-1

I would like to confirm the initialization steps of my K-means++ implementation (steps which chose initial centers of clusters). I am wondering if my initialization scheme has been implemented correctly. Here is my pseudocode:

   select one data item at random as the first mean
   loop k-1 times
        compute distance from each item to closest mean
        select an item that has large distance-squared as next initial mean
   end loop

2 Answers2

1

K-Mean++ is an algorithm for choosing the initial values (or "seeds") for the k-means clustering algorithm.
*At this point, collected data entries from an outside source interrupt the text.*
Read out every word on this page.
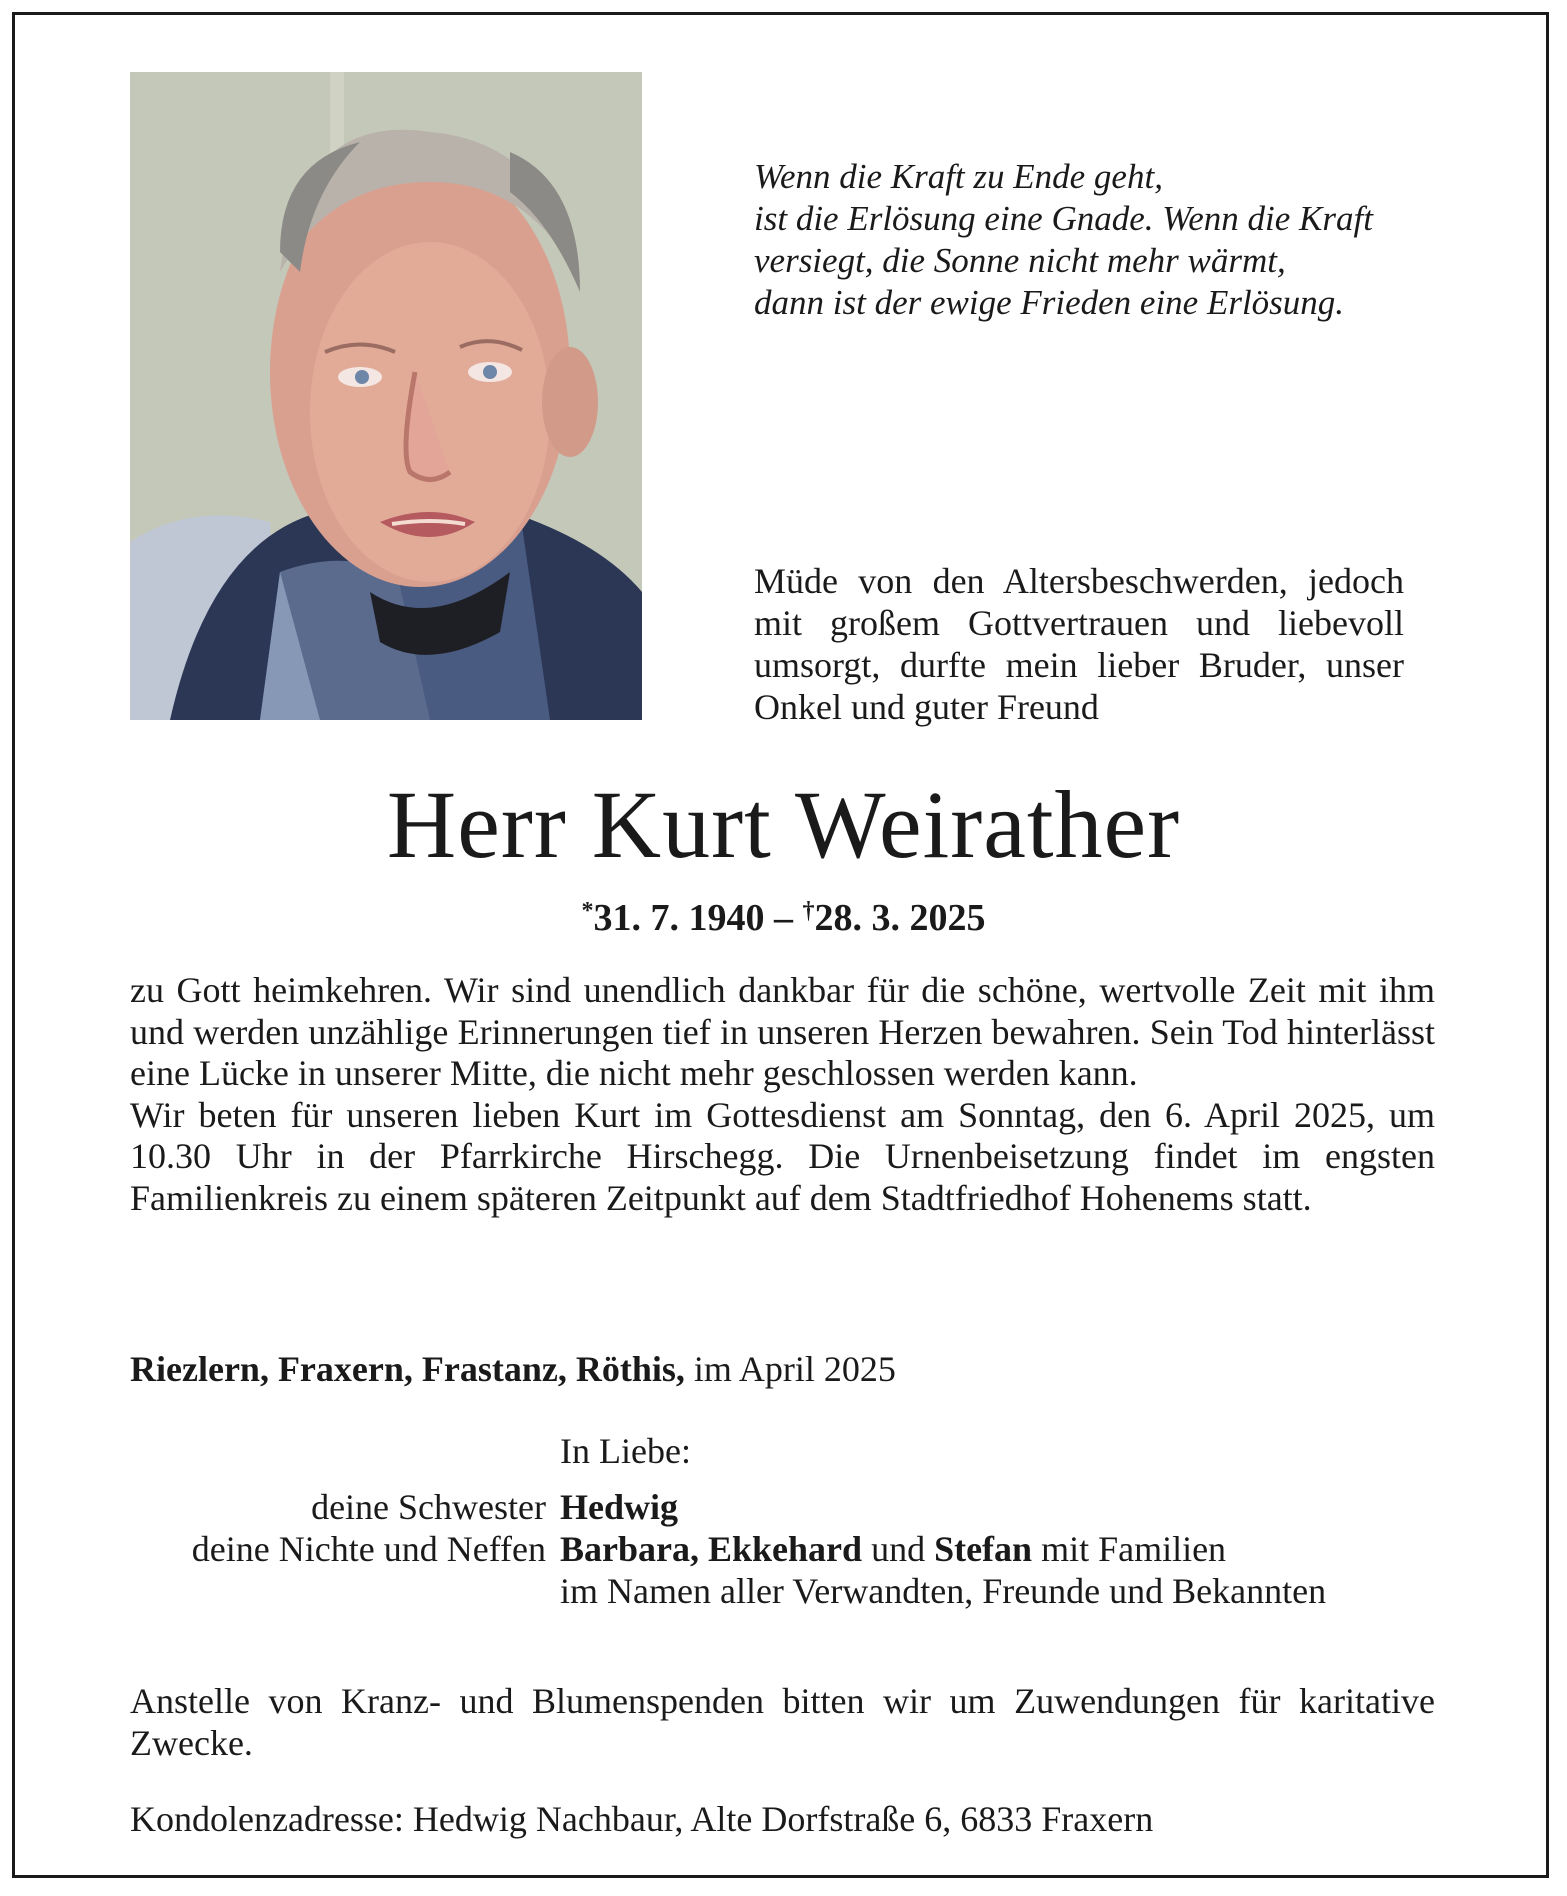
Wenn die Kraft zu Ende geht,
ist die Erlösung eine Gnade. Wenn die Kraft
versiegt, die Sonne nicht mehr wärmt,
dann ist der ewige Frieden eine Erlösung.
Müde von den Altersbeschwerden, jedoch mit großem Gottvertrauen und liebevoll umsorgt, durfte mein lieber Bruder, unser Onkel und guter Freund
Herr Kurt Weirather
*31. 7. 1940 – †28. 3. 2025
zu Gott heimkehren. Wir sind unendlich dankbar für die schöne, wertvolle Zeit mit ihm und werden unzählige Erinnerungen tief in unseren Herzen bewahren. Sein Tod hinterlässt eine Lücke in unserer Mitte, die nicht mehr geschlossen werden kann.
Wir beten für unseren lieben Kurt im Gottesdienst am Sonntag, den 6. April 2025, um 10.30 Uhr in der Pfarrkirche Hirschegg. Die Urnenbeisetzung findet im engsten Familienkreis zu einem späteren Zeitpunkt auf dem Stadtfriedhof Hohenems statt.
Riezlern, Fraxern, Frastanz, Röthis, im April 2025
In Liebe:
deine Schwester Hedwig
deine Nichte und Neffen Barbara, Ekkehard und Stefan mit Familien
im Namen aller Verwandten, Freunde und Bekannten
Anstelle von Kranz- und Blumenspenden bitten wir um Zuwendungen für karitative Zwecke.
Kondolenzadresse: Hedwig Nachbaur, Alte Dorfstraße 6, 6833 Fraxern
It was proposed in 2007 by David Arthur and Sergei Vassilvitskii, as an approximation algorithm for the NP-hard k-means problem—a way of avoiding the sometimes poor clusterings found by the standard k-means algorithm.

The exact algorithm is as follows:

  1. Choose one center uniformly at random from among the data points.
  2. For each data point x, compute D(x), the distance between x and the nearest center that has already been chosen.
  3. Choose one new data point at random as a new center, using a weighted probability distribution where a point x is chosen with probability proportional to D(x)2.
  4. Repeat Steps 2 and 3 until k centers have been chosen.
  5. Now that the initial centers have been chosen, proceed using standard k-means clustering.

Besides this, you may find the following answers helpful too; 1, 2, 3 and 4

Reference: http://ilpubs.stanford.edu:8090/778/1/2006-13.pdf

mnm
  • 205
  • 3
  • 8
0

K-means++ does not select the element with the largest distance.

It uses a weighted random to prefer farther elements.

Has QUIT--Anony-Mousse
  • 39,639
  • 7
  • 61
  • 96